Asymptotic Riemann-Roch formula with exceptional divisor involved

Question

Let $X$ be a projective surface, let $D$ be a curve on $X$ viewed as a Cartier divisor. Let $P$ be a point on $D$, and let $\pi: \tilde{X} \to X$ be the blow up $X$ at $P$ with exceptional divisor $E$.

We know that $\pi^*D.E=0$ and $E^2=-1$. For sufficiently large integer $N$, consider the dimensions of $H^0(X,\mathcal{O}_X(N\pi^*D)),H^0(X,\mathcal{O}_X(N(\pi^*D-E)))$ and $H^0(X,\mathcal{O}_X(N(\pi^*D+E)))$. Using asymptotic Riemann-Roch, I get:

$h^0(X,\mathcal{O}_X(N\pi^*D))=N^2\pi^*D^2/2 + O(N)$

$h^0(X,\mathcal{O}_X(N(\pi^*D-E)))=h^0(X,\mathcal{O}_X(N(\pi^*D+E)))=N^2(\pi^*D^2-1)/2 + O(N)$.

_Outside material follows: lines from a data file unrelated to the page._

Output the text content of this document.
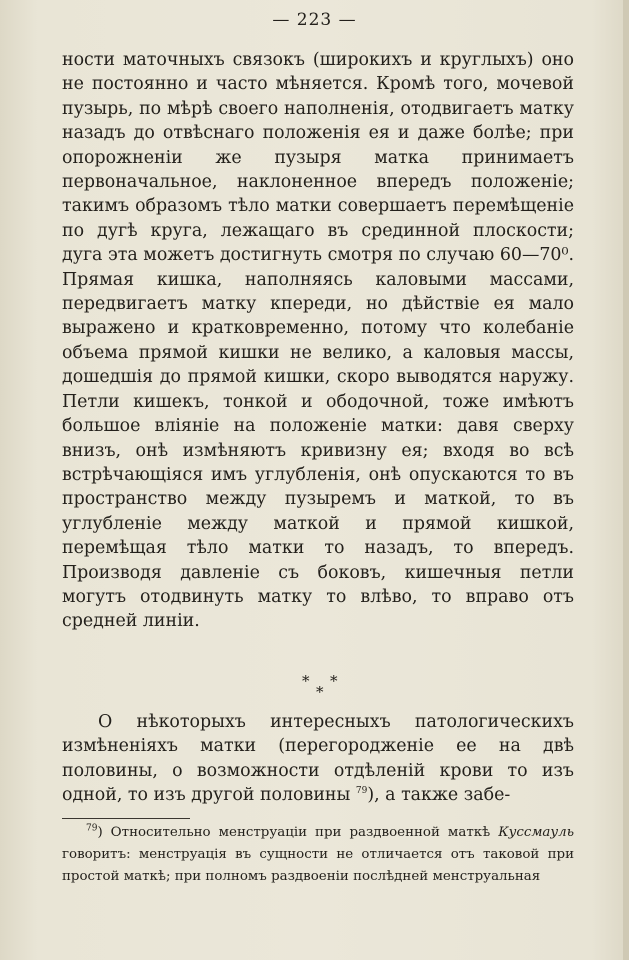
— 223 —

ности маточныхъ связокъ (широкихъ и круглыхъ) оно не постоянно и часто мѣняется. Кромѣ того, мочевой пузырь, по мѣрѣ своего наполненія, отодвигаетъ матку назадъ до отвѣснаго положенія ея и даже болѣе; при опорожненіи же пузыря матка принимаетъ первоначальное, наклоненное впередъ положеніе; такимъ образомъ тѣло матки совершаетъ перемѣщеніе по дугѣ круга, лежащаго въ срединной плоскости; дуга эта можетъ достигнуть смотря по случаю 60—70⁰. Прямая кишка, наполняясь каловыми массами, передвигаетъ матку кпереди, но дѣйствіе ея мало выражено и кратковременно, потому что колебаніе объема прямой кишки не велико, а каловыя массы, дошедшія до прямой кишки, скоро выводятся наружу. Петли кишекъ, тонкой и ободочной, тоже имѣютъ большое вліяніе на положеніе матки: давя сверху внизъ, онѣ измѣняютъ кривизну ея; входя во всѣ встрѣчающіяся имъ углубленія, онѣ опускаются то въ пространство между пузыремъ и маткой, то въ углубленіе между маткой и прямой кишкой, перемѣщая тѣло матки то назадъ, то впередъ. Производя давленіе съ боковъ, кишечныя петли могутъ отодвинуть матку то влѣво, то вправо отъ средней линіи.

* *
*

О нѣкоторыхъ интересныхъ патологическихъ измѣненіяхъ матки (перегородженіе ее на двѣ половины, о возможности отдѣленій крови то изъ одной, то изъ другой половины $^{79}$), а также забе-

$^{79}$) Относительно менструаціи при раздвоенной маткѣ Куссмауль говоритъ: менструація въ сущности не отличается отъ таковой при простой маткѣ; при полномъ раздвоеніи послѣдней менструальная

That confuses me, since $E$ being effective, I should expect $$H^0(X,\mathcal{O}_X(N(\pi^*D-E))) \subset H^0(X,\mathcal{O}_X(N\pi^*D)) \subset H^0(X,\mathcal{O}_X(N(\pi^*D+E))).$$ But this contradicts the dimension count. Where I have things wrong?

Any comment is appreciated!

Answer 1

The statement of Asymptotic Riemann Roch should be

Let $D$ be a cartier divisor on a variety $X$ of dimension $n$. Then, $$\chi(\mathcal{O}_X(mD)) = \frac{D^n}{n!}m^n + O(m^{n - 1}).$$

Using Serre vanishing, we deduce a statement about $h^0$ as a consequence.

Let $D$ be an ample cartier divisor on a variety $X$ of dimension $n$. Then, $$h^0(\mathcal{O}_X(mD)) = \frac{D^n}{n!}m^n + O(m^{n - 1}).$$

Your example shows that if $D$ is not ample, this result may no longer hold. Indeed, $\pi^*D + E$ is not ample since it intersects negatively with $E$.